ホテルは夜遅くまで音楽を聴きながらお酒を飲む大人たちでごったがえしてる。ガラスの窓から見えるサッカーグラウンドは,学校のとは違ってきれいな芝生に覆われている。夜は照明があたってますます緑が鮮やかに見える。ゴールだって白いペンキがきちんと塗ってあって,錆なんか見えない。
大人たちをおいてぼくは外へ出てみたくなった。
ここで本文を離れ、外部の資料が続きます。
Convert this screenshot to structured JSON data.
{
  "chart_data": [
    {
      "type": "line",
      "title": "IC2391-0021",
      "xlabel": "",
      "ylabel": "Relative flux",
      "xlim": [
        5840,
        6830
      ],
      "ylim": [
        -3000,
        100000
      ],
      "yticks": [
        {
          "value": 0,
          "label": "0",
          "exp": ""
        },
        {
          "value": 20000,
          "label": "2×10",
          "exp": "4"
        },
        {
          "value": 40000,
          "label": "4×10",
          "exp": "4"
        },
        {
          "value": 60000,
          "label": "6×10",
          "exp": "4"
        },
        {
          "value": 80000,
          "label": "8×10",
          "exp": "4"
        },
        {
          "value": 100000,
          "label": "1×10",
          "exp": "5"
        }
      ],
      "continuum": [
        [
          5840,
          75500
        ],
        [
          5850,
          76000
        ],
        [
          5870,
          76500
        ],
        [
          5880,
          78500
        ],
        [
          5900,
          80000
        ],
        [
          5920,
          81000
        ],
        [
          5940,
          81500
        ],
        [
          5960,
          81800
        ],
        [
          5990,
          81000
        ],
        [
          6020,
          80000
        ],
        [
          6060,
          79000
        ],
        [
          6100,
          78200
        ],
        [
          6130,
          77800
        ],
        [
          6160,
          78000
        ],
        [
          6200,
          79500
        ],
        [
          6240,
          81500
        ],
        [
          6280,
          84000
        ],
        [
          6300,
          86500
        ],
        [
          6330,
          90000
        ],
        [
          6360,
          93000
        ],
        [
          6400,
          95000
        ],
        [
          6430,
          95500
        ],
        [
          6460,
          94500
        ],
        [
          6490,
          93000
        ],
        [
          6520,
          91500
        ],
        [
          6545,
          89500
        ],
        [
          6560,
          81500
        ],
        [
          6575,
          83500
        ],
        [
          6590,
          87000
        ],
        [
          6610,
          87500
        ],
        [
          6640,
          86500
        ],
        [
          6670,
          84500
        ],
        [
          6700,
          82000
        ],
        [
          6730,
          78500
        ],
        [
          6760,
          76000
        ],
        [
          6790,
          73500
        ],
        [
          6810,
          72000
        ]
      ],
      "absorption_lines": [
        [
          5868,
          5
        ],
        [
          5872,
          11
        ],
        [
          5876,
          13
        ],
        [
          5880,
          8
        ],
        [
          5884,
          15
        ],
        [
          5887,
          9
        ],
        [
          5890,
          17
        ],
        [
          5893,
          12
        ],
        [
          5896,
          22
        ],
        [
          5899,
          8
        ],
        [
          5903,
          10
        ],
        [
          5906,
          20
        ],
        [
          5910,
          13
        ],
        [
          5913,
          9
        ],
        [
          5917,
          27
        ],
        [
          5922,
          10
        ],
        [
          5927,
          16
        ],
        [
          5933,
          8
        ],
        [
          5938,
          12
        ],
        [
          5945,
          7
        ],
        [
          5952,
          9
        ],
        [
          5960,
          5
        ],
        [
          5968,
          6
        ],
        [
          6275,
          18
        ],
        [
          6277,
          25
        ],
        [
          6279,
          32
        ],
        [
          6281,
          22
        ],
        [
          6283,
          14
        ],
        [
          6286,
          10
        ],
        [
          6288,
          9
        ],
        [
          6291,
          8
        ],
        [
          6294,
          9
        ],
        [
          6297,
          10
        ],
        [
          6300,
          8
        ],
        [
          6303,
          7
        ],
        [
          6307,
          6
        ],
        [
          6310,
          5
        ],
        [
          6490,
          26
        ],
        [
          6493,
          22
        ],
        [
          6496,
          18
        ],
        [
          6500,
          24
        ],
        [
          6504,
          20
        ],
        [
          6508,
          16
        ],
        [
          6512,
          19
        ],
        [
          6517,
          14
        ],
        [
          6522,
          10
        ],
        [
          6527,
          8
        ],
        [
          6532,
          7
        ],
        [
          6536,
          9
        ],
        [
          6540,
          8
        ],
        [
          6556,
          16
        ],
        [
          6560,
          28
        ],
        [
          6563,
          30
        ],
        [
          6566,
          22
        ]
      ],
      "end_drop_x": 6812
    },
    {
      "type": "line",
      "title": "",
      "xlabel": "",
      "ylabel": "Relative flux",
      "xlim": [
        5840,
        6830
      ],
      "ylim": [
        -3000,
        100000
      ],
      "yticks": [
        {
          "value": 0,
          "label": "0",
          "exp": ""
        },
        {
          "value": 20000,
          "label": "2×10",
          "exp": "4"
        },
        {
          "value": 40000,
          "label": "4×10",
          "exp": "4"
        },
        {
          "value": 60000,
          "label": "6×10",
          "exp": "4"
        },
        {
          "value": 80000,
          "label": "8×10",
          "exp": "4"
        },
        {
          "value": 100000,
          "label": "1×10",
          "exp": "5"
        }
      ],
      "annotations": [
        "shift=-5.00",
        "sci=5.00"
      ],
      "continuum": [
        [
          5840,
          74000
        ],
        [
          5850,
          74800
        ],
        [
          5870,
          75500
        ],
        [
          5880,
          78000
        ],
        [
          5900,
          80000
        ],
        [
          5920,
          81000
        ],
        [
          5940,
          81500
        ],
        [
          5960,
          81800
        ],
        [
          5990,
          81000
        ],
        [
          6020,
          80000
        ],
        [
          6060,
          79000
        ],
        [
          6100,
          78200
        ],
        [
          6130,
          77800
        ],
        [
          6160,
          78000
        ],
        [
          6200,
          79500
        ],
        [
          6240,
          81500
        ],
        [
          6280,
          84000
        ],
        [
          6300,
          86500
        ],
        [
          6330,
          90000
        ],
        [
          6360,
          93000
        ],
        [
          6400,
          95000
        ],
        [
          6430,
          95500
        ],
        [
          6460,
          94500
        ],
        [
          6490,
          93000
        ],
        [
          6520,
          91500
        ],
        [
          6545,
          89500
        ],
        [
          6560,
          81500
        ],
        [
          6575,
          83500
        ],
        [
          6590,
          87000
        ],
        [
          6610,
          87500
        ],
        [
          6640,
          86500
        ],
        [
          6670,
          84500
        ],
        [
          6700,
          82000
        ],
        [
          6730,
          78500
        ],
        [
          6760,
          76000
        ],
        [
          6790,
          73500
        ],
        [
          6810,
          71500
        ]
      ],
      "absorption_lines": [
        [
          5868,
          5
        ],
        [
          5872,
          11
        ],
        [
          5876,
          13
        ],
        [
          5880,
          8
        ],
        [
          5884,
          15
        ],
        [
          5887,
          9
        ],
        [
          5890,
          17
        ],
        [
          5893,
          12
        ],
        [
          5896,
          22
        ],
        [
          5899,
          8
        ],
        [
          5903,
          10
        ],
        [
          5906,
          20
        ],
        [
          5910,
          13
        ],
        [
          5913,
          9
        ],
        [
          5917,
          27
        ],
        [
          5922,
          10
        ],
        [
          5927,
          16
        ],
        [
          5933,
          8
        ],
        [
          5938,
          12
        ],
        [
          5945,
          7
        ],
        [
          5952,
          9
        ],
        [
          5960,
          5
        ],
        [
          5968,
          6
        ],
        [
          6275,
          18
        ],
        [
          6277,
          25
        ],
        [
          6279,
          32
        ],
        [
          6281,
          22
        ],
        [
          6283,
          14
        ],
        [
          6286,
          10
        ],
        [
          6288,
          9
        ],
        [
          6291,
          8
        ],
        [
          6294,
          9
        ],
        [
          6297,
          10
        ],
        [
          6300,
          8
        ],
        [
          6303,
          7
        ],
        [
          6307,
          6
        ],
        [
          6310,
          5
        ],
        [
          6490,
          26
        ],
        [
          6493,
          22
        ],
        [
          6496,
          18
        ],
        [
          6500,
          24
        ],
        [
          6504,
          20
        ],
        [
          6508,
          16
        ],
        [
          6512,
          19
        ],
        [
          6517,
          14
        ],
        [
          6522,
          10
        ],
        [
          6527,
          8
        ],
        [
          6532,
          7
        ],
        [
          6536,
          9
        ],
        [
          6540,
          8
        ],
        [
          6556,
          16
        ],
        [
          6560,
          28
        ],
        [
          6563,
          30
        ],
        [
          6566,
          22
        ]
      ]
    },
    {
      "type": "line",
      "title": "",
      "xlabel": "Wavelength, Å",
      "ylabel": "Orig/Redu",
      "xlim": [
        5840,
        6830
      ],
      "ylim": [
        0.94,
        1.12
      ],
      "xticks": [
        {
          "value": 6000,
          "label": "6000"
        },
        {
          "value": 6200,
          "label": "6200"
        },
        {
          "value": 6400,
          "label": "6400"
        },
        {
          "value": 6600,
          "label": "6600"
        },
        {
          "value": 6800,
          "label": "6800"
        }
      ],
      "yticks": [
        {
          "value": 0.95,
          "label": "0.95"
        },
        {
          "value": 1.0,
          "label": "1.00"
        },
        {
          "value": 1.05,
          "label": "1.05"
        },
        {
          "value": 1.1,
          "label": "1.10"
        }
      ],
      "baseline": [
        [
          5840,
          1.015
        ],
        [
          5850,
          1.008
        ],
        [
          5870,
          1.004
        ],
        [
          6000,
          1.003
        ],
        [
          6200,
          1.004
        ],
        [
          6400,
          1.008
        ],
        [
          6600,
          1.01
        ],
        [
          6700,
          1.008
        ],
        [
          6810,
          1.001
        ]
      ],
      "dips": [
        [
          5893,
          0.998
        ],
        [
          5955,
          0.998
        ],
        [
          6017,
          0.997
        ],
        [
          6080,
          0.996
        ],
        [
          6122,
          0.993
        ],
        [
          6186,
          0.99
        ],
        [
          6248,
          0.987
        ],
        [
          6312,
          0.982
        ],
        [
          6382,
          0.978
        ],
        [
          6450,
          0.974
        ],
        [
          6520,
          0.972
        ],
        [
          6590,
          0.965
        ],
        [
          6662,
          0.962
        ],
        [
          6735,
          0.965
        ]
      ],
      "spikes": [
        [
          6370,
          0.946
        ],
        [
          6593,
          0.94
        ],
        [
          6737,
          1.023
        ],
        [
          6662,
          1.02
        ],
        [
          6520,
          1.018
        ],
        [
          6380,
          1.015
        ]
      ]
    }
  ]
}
出口がよくわからないので,通りがかった係りの人に聞いた。英語みたいな言葉をしゃべった。手振りで外へ出たいと一生懸命説明したら,「おお」と行って玄関へ連れて行ってくれた。その人が自分の名前を言ったような気がしたので,ぼくも大きな声でぼくの名前を言った。係りの人は大笑いして行ってしまった。そう,気持ちがあれば通じるんだ。
外はひんやりと気持ちよかった。でも出たとたんに照明が消されてしまって,サッカー場は真っ暗になった。ぼくは驚いた。突然暗くなったからじゃない。空に驚いた。真っ黒な空に星がいっぱいいっぱい浮かんでいる。空の真ん中を白っぽい筋が流れている。これは……
「天の川さ」いつのまにかサッカー場の真ん中で下半身デブのおじさん(まるで絵本にでてくる王様のようなデブ)が言った。いつの間に来たんだろう。「あれが彦星でもうちょっと上に天の川をまたいで織姫」おじさんは七夕の織姫と彦星を教えてくれた。
ぼくは大急ぎで戻って,みんなを連れてきた。急がなくたって星はいなくなるはずはないんだが,とにかくぼくは急いだ。デブの王様はまだいて,同じように教えてくれえた。ぼくたちは北斗七星のように並んでじっと空をみあげていた。「あ,流れ星」「どこにどこに」ぼくは見ることはできなかったが,お父さんお母さんぼくと妹とそれからみんながいつまでも病気しないで元気でと急いで祈った。お祈りは長すぎたけど,通じただろうか。
「お兄ちゃん,もう寒いから」と妹が言うのでぼく達はホテルへ戻った。ふと振り返ってみるとデブの王様はいなくなっていた。いつ,いなくなったのだろうか。